The old Earl said nothing, but gazed gloomily into space from out the depths of his chair. Father Donovan seemed inexpressibly shocked, but my Lord Strepp, accustomed to his mother's tantrums, laughed outright as soon as the door was closed. All through he had not been in the least deceived by his sister's pretended reluctance, and recognized that the only way to get the mother's consent was through opposition. He sprang up and grasped me by the hand and said:

"Well, O'Ruddy, I think your troubles are at an end, or," he cried, laughing again, "just beginning, but you'll be able to say more on that subject this time next year. Never mind my mother; Mary is, and always will be, the best girl in the world."

"I believe you," said I, returning his handshake as cordially as he had bestowed it.

"Hush!" he cried, jumping back into his seat again. "Let us all look dejected.
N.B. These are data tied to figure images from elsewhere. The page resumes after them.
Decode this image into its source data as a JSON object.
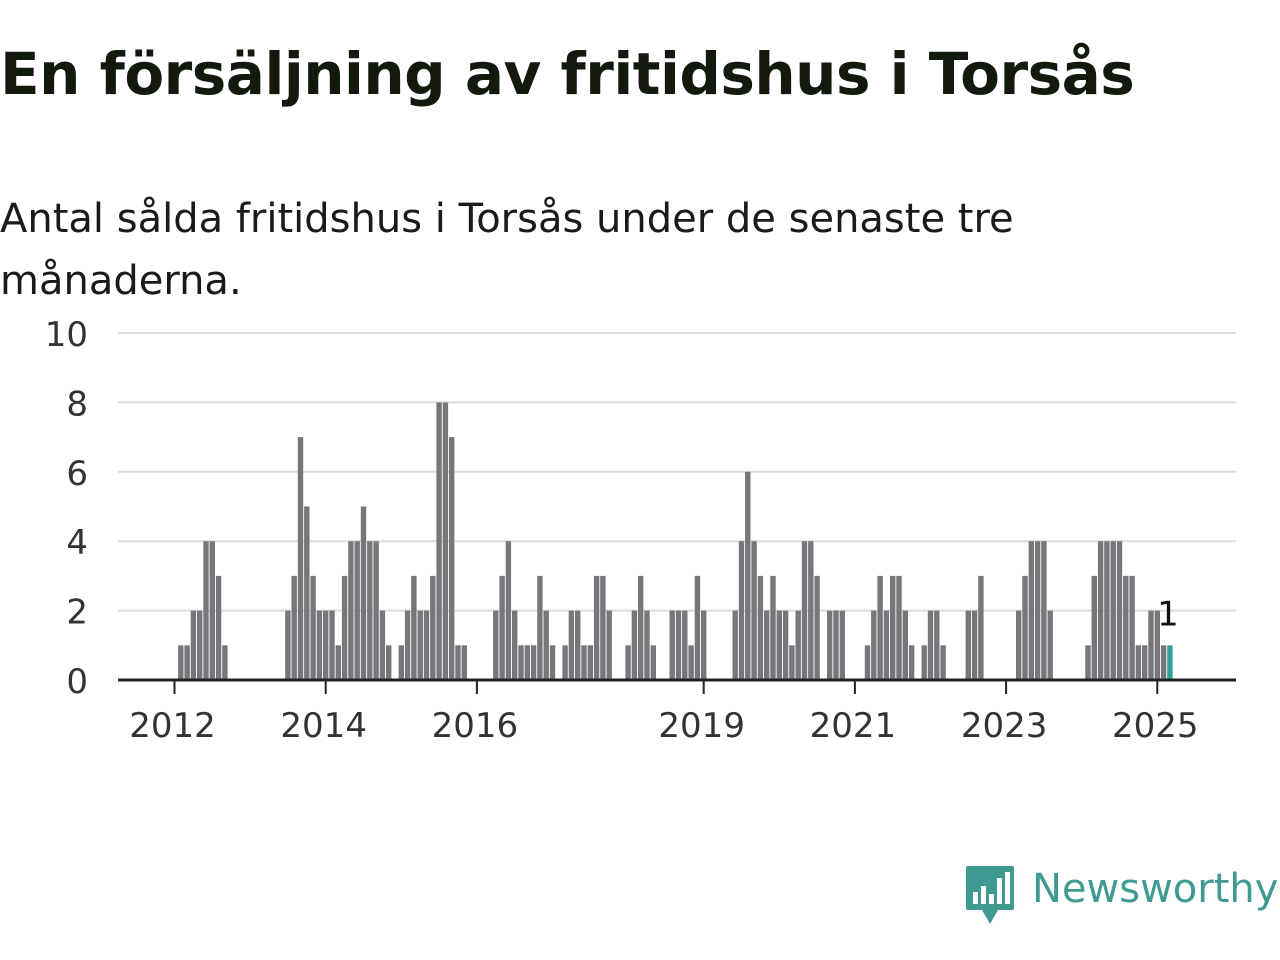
{
  "title": "En försäljning av fritidshus i Torsås",
  "subtitle": "Antal sålda fritidshus i Torsås under de senaste tre månaderna.",
  "brand": {
    "name": "Newsworthy",
    "color": "#3f9b92",
    "icon": "newsworthy-logo-icon"
  },
  "colors": {
    "bar": "#77767b",
    "highlight": "#2fa29a",
    "grid": "#dcdcdc",
    "axis": "#222222"
  },
  "chart_data": {
    "type": "bar",
    "ylim": [
      0,
      10
    ],
    "y_ticks": [
      0,
      2,
      4,
      6,
      8,
      10
    ],
    "x_tick_labels": [
      {
        "label": "2012",
        "index": 0
      },
      {
        "label": "2014",
        "index": 24
      },
      {
        "label": "2016",
        "index": 48
      },
      {
        "label": "2019",
        "index": 84
      },
      {
        "label": "2021",
        "index": 108
      },
      {
        "label": "2023",
        "index": 132
      },
      {
        "label": "2025",
        "index": 156
      }
    ],
    "values": [
      0,
      1,
      1,
      2,
      2,
      4,
      4,
      3,
      1,
      0,
      0,
      0,
      0,
      0,
      0,
      0,
      0,
      0,
      2,
      3,
      7,
      5,
      3,
      2,
      2,
      2,
      1,
      3,
      4,
      4,
      5,
      4,
      4,
      2,
      1,
      0,
      1,
      2,
      3,
      2,
      2,
      3,
      8,
      8,
      7,
      1,
      1,
      0,
      0,
      0,
      0,
      2,
      3,
      4,
      2,
      1,
      1,
      1,
      3,
      2,
      1,
      0,
      1,
      2,
      2,
      1,
      1,
      3,
      3,
      2,
      0,
      0,
      1,
      2,
      3,
      2,
      1,
      0,
      0,
      2,
      2,
      2,
      1,
      3,
      2,
      0,
      0,
      0,
      0,
      2,
      4,
      6,
      4,
      3,
      2,
      3,
      2,
      2,
      1,
      2,
      4,
      4,
      3,
      0,
      2,
      2,
      2,
      0,
      0,
      0,
      1,
      2,
      3,
      2,
      3,
      3,
      2,
      1,
      0,
      1,
      2,
      2,
      1,
      0,
      0,
      0,
      2,
      2,
      3,
      0,
      0,
      0,
      0,
      0,
      2,
      3,
      4,
      4,
      4,
      2,
      0,
      0,
      0,
      0,
      0,
      1,
      3,
      4,
      4,
      4,
      4,
      3,
      3,
      1,
      1,
      2,
      2,
      1,
      1
    ],
    "highlight_index": 158,
    "highlight_label": "1"
  }
}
Hang your head, O'Ruddy!" and again the door opened, this time the Countess leading Lady Mary, her long fingers grasping that slim wrist.

"She gives her consent," snapped the Countess, as if she were pronouncing sentence. I strode forward toward her, but Mary wrenched her wrist free, slipped past me, and dropped at the feet of Father Donovan, who had risen as she came in.

"Your blessing on me, dear Father," she cried, bowing her head, "and pray on my behalf that there may be no more turbulence in my life."

The old father crossed his hands on her shapely head, and for a moment or two it seemed as if he could not command his voice, and I saw the tears fill his eyes. At last he said simply and solemnly:--

"May God bless you and yours, my dear daughter."

* * * * *

We were married by Father Donovan with pomp and ceremony in the chapel of the old house, and in the same house I now pen the last words of these memoirs, which I began at the request of Lady Mary herself, and continued for the pleasure she expressed as they went on. If this recital is disjointed in parts, it must be remembered I was always more used to the sword than to the pen, and that it is difficult to write with Patrick and little Mary and Terence and Kathleen and Michael and Bridget and Donovan playing about me and asking questions, but I would not have the darlings sent from the room for all the writings there is in the world.